An Iris spokesperson condemned the vandalism and said the company would start demolition before the end of the year.
"It's disgusting the vandalism which is occurring, and why parents are not better educating their children not to trespass and disrespect other people's properties," the spokesperson said.
"Demolition is a work in progress. Given the size of the site it's a major demolition scope and these take time.
"We are currently addressing the relevant council conditions of consent and service authority disconnection approvals. It's not a fast process."
NICRA spokesperson Brian Ladd said in the letter to councillors that someone had tried to burn down the timber building in King Street.

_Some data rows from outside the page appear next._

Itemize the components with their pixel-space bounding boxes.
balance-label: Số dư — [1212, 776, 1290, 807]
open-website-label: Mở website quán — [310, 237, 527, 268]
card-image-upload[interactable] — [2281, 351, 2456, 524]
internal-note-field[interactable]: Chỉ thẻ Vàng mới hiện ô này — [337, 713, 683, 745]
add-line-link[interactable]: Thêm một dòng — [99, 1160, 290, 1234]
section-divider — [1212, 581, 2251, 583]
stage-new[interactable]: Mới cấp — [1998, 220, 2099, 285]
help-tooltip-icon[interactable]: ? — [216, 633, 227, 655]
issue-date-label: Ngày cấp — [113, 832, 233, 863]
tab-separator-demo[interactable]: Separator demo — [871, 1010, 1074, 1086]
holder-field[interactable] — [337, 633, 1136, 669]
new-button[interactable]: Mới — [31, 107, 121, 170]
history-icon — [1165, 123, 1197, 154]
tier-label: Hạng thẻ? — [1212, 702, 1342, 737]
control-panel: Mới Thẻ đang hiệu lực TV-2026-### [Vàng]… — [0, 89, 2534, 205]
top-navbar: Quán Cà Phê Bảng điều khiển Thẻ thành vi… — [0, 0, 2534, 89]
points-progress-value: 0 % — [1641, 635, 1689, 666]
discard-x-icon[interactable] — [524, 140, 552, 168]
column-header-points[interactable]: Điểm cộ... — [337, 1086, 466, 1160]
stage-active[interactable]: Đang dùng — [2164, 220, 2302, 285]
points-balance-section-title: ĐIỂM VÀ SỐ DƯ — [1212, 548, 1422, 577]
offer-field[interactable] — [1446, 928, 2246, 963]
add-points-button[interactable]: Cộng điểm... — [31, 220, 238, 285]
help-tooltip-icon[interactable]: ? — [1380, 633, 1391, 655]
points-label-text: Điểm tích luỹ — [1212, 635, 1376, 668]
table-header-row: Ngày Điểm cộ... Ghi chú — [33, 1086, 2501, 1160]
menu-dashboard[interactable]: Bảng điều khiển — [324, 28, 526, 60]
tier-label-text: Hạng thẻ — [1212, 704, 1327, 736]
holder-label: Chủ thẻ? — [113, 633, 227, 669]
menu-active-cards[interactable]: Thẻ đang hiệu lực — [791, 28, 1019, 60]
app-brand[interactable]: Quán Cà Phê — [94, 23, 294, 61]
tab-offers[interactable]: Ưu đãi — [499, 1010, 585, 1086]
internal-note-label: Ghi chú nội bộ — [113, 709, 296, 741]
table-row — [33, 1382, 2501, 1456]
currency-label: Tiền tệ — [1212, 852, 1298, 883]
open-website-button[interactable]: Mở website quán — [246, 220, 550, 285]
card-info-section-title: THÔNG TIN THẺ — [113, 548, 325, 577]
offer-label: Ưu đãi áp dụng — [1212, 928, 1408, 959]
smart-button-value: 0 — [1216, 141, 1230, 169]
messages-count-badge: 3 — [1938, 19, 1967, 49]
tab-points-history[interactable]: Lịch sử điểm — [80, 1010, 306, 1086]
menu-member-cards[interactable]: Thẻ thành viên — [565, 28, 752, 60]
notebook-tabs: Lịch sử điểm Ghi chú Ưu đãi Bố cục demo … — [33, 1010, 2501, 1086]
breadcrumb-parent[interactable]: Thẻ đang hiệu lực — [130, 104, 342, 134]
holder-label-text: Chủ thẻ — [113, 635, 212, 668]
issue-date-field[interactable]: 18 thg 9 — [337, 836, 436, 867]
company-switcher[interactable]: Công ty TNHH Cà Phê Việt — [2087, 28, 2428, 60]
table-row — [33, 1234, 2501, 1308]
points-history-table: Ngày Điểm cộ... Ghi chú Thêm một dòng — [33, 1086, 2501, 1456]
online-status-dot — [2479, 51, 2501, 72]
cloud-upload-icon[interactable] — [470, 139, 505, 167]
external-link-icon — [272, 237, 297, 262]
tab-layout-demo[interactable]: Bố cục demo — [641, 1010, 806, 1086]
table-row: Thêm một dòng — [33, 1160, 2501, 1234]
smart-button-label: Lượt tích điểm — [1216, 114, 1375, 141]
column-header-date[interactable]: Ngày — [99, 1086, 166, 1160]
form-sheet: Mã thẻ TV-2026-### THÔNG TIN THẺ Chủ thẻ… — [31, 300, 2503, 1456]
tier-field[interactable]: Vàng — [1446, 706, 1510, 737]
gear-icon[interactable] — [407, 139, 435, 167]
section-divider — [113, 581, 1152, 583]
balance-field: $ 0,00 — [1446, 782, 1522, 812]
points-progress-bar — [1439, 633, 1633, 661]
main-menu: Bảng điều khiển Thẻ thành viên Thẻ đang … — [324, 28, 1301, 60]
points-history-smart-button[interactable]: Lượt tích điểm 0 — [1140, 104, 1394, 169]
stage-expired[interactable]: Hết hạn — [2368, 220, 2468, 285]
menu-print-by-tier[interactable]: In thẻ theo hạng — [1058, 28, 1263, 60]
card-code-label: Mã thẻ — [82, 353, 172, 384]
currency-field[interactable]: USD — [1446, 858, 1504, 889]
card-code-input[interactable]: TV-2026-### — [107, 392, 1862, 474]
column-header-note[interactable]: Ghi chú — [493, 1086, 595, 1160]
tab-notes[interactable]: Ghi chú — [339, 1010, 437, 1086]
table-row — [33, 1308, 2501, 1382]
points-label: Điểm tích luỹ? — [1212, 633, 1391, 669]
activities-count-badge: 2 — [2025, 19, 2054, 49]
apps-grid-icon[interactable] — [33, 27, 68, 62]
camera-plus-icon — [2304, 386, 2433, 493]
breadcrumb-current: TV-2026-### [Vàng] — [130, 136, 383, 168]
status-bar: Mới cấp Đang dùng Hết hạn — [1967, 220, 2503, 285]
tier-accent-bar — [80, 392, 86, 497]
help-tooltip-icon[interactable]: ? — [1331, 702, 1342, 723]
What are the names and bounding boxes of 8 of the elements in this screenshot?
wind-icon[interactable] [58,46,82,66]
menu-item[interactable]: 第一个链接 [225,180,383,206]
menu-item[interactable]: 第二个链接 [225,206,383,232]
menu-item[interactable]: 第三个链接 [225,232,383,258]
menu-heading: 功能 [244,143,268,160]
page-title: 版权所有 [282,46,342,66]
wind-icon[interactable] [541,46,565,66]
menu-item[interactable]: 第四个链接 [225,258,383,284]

He said Iris had tried to secure the redevelopment site with locks, chains and timber hoardings but "appear to have abandoned" these attempts.
"On any given day of the week it is easy to find one of the doors ajar, and in recent days vandals have broken through protective hoarding at 74 King Street, leaving the door facing King Street open."
The Newcastle Club, which has spoken out publicly against the development due to its heritage and view impacts, recently engaged heritage architect Paul Davies to assess the 1860s building at 74 King Street.
Mr Davies concluded the developer's heritage consultant, City Plan, had erred in assessing the building and broader redevelopment site as having little heritage significance.
"The building has at least contributory significance (as set out in the LEP heritage listing) and is very likely to have high or even exceptional significance," he found.
Mr Ladd said it would be a "heritage loss" for the city if fire seriously damaged the Municipal Building.
"NICRA fears that the CoN might approve a badly damaged Municipal Building for demolition. This must not occur," he wrote in his letter to councillors.
Iris has lodged a development application for the final stages of the EastEnd development in an area bounded by Hunter, King, Newcomen and Thorn streets.
The National Trust raised questions in July about how the council had approved several buildings in the redevelopment zone for demolition.